La gouverneure Lael Brainard a été l’unique membre de la Fed à voter contre cette règle, alors qu’elle avait approuvé la proposition de 2018. Dans un communiqué, elle explique que cette révision affaiblit la règle Volcker car elle autorise trop de dérogations à la règle, délègue trop de pouvoir aux banques dans l’appréciation de leur conformité et réduit la responsabilité personnelle du dirigeant.

Cette règle entrera en vigueur au 1er janvier 2020 mais les banques auront jusqu’au 1er janvier 2021 pour s’y conformer.
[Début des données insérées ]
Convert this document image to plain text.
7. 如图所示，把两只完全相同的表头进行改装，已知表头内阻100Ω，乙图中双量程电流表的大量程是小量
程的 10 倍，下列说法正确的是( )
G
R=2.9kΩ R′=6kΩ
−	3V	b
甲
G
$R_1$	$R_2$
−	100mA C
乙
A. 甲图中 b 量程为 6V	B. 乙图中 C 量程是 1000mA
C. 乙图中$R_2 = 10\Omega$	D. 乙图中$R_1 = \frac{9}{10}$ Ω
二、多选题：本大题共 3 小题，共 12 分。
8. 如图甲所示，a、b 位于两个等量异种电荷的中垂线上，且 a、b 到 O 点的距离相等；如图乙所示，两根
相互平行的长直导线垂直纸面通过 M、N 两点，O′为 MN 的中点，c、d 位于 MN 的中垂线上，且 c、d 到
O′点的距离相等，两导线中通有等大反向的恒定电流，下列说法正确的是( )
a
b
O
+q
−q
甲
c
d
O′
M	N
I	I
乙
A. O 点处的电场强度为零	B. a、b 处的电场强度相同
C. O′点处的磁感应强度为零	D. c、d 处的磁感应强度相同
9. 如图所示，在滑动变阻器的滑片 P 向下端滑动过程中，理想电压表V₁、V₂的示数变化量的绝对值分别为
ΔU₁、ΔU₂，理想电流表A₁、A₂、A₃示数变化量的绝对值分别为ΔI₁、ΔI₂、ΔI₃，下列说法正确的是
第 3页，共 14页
Il est à noter que les régulateurs ont fait part de leur intention d’apporter ultérieurement de nouveaux amendements à la règle Volcker.

 


 

Brèves

 

-Le 8 octobre, le Treasury a publié une proposition de règle visant à réduire les conséquences fiscales défavorables, pour les acteurs financiers, de la transition vers un indice de référence alternatif au LIBOR. Le Treasury propose que la modification du taux de référence sur les contrats d’instruments financiers ne constitue pas, sous certaines conditions, une opération imposable.

 

-Le 9 octobre, Maxine Waters, la présidente démocrate de la commission des services financiers de la Chambre des Représentants, a annoncé que le PDG de Facebook, Mark Zuckerberg, serait auditionné par la commission le 23 octobre au sujet du Libra. L’audition abordera plus généralement les conséquences que peut avoir Facebook sur le secteur financier et le secteur immobilier américain.

 

-Le 4 octobre, l’entreprise américaine de paiements en ligne Paypal aurait annoncé à plusieurs agences de presse son retrait de l’association Libra, le consortium d’entreprises à l’initiative du projet de crypto-monnaie. D’après un article du Wall Street Journal du 2 octobre, les entreprises Visa et Mastercard songeraient à en faire de même, invoquant « les pressions des régulateurs américains et européens ». Le 8 octobre, des sénateurs américains ont d’ailleurs demandé aux deux sociétés de paiement de quitter officiellement le projet.

 

-Le 10 octobre, Heath Tarbert, le président de la Commodity Futures Trading Commission (CFTC), le régulateur des marchés dérivés, a annoncé lors d’un entretien à Yahoo Finance que l’Ether, deuxième crypto-monnaie après le Bitcoin, serait dorénavant considéré comme une matière première (commodity) par la CFTC, et qu’il entrait ainsi dans le champ de compétence de l’agence. H. Tarbert a ajouté que, selon lui, des produits dérivés sur l’Ether (notamment des contrats à terme ou «futures ») pourraient apparaître avant la fin de l’année.